Answer: The process whereby electronic documents are collected, prepared, reviewed, and distributed in association with legal and government proceedings .
Name some examples of electronic discovery items.
Answer: Examples of electronic discovery items are e-mail, word-processing documents, plaintext files, database files, spreadsheets, digital art or photos, and presentations.
The recovery of data focuses on what four factors?
Answer: Identifying the evidence; determining how to preserve it; extracting, processing and interpreting the evidence; and being sure the evidence is acceptable in a court of law.
Who works under more restrictive rules, law enforcement officials or corporate employees ?
Answer: Law enforcement officials work under more restrictive rules than agents of an employer and corporate employees.

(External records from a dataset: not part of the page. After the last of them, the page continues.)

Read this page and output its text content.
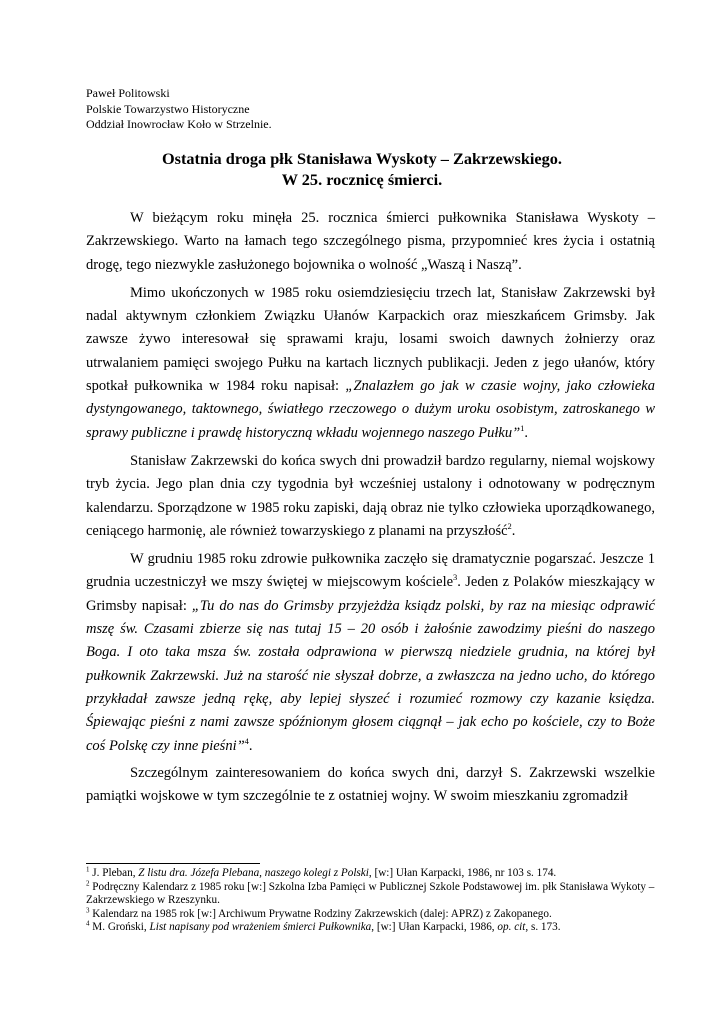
Paweł Politowski
Polskie Towarzystwo Historyczne
Oddział Inowrocław Koło w Strzelnie.
Ostatnia droga płk Stanisława Wyskoty – Zakrzewskiego.
W 25. rocznicę śmierci.

W bieżącym roku minęła 25. rocznica śmierci pułkownika Stanisława Wyskoty – Zakrzewskiego. Warto na łamach tego szczególnego pisma, przypomnieć kres życia i ostatnią drogę, tego niezwykle zasłużonego bojownika o wolność „Waszą i Naszą”.

Mimo ukończonych w 1985 roku osiemdziesięciu trzech lat, Stanisław Zakrzewski był nadal aktywnym członkiem Związku Ułanów Karpackich oraz mieszkańcem Grimsby. Jak zawsze żywo interesował się sprawami kraju, losami swoich dawnych żołnierzy oraz utrwalaniem pamięci swojego Pułku na kartach licznych publikacji. Jeden z jego ułanów, który spotkał pułkownika w 1984 roku napisał: „Znalazłem go jak w czasie wojny, jako człowieka dystyngowanego, taktownego, światłego rzeczowego o dużym uroku osobistym, zatroskanego w sprawy publiczne i prawdę historyczną wkładu wojennego naszego Pułku”$^1$.

Stanisław Zakrzewski do końca swych dni prowadził bardzo regularny, niemal wojskowy tryb życia. Jego plan dnia czy tygodnia był wcześniej ustalony i odnotowany w podręcznym kalendarzu. Sporządzone w 1985 roku zapiski, dają obraz nie tylko człowieka uporządkowanego, ceniącego harmonię, ale również towarzyskiego z planami na przyszłość$^2$.

W grudniu 1985 roku zdrowie pułkownika zaczęło się dramatycznie pogarszać. Jeszcze 1 grudnia uczestniczył we mszy świętej w miejscowym kościele$^3$. Jeden z Polaków mieszkający w Grimsby napisał: „Tu do nas do Grimsby przyjeżdża ksiądz polski, by raz na miesiąc odprawić mszę św. Czasami zbierze się nas tutaj 15 – 20 osób i żałośnie zawodzimy pieśni do naszego Boga. I oto taka msza św. została odprawiona w pierwszą niedziele grudnia, na której był pułkownik Zakrzewski. Już na starość nie słyszał dobrze, a zwłaszcza na jedno ucho, do którego przykładał zawsze jedną rękę, aby lepiej słyszeć i rozumieć rozmowy czy kazanie księdza. Śpiewając pieśni z nami zawsze spóźnionym głosem ciągnął – jak echo po kościele, czy to Boże coś Polskę czy inne pieśni”$^4$.

Szczególnym zainteresowaniem do końca swych dni, darzył S. Zakrzewski wszelkie pamiątki wojskowe w tym szczególnie te z ostatniej wojny. W swoim mieszkaniu zgromadził

$^1$ J. Pleban, Z listu dra. Józefa Plebana, naszego kolegi z Polski, [w:] Ułan Karpacki, 1986, nr 103 s. 174.

$^2$ Podręczny Kalendarz z 1985 roku [w:] Szkolna Izba Pamięci w Publicznej Szkole Podstawowej im. płk Stanisława Wykoty – Zakrzewskiego w Rzeszynku.

$^3$ Kalendarz na 1985 rok [w:] Archiwum Prywatne Rodziny Zakrzewskich (dalej: APRZ) z Zakopanego.

$^4$ M. Groński, List napisany pod wrażeniem śmierci Pułkownika, [w:] Ułan Karpacki, 1986, op. cit, s. 173.
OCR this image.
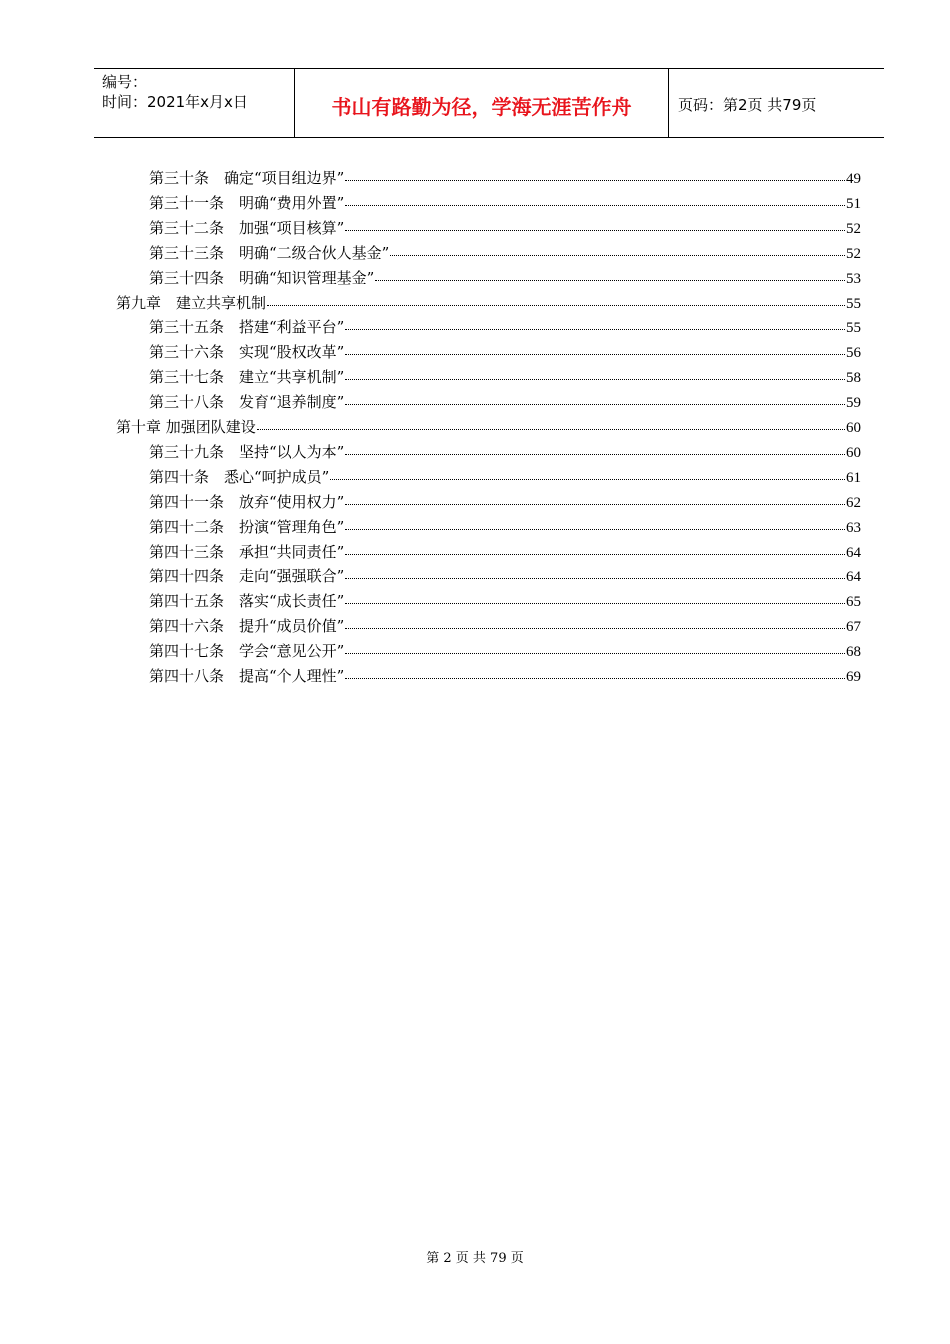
编号：
时间：2021年x月x日	书山有路勤为径，学海无涯苦作舟	页码：第2页 共79页
第三十条　确定“项目组边界”	49
第三十一条　明确“费用外置”	51
第三十二条　加强“项目核算”	52
第三十三条　明确“二级合伙人基金”	52
第三十四条　明确“知识管理基金”	53
第九章　建立共享机制	55
第三十五条　搭建“利益平台”	55
第三十六条　实现“股权改革”	56
第三十七条　建立“共享机制”	58
第三十八条　发育“退养制度”	59
第十章 加强团队建设	60
第三十九条　坚持“以人为本”	60
第四十条　悉心“呵护成员”	61
第四十一条　放弃“使用权力”	62
第四十二条　扮演“管理角色”	63
第四十三条　承担“共同责任”	64
第四十四条　走向“强强联合”	64
第四十五条　落实“成长责任”	65
第四十六条　提升“成员价值”	67
第四十七条　学会“意见公开”	68
第四十八条　提高“个人理性”	69
第 2 页 共 79 页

What is incident response?
Answer: The actions taken to respond to a situation that can be recovered from relatively quickly.
What is the difference between a virus and a worm?
Answer: Worms do not need user intervention.
Why aren't incidents in many corporate environments reported ?
Answer: Negative publicity is the reason many corporations don't disclose security breaches to law enforcement agencies.
What law was passed to avoid future accounting scandals such as those involving Enron and WorldCom?
Answer: The Sarbanes-Oxley Act.
Name some factors that will determine which criminal cases get priority.
Answer: Frequency, the amount of harm inflicted, crime jurisdiction, and success of investigation.
Name a good resource for computer forensics training for law enforcement.
Answer: International Association of Computer Investigative Specialists (IACIS).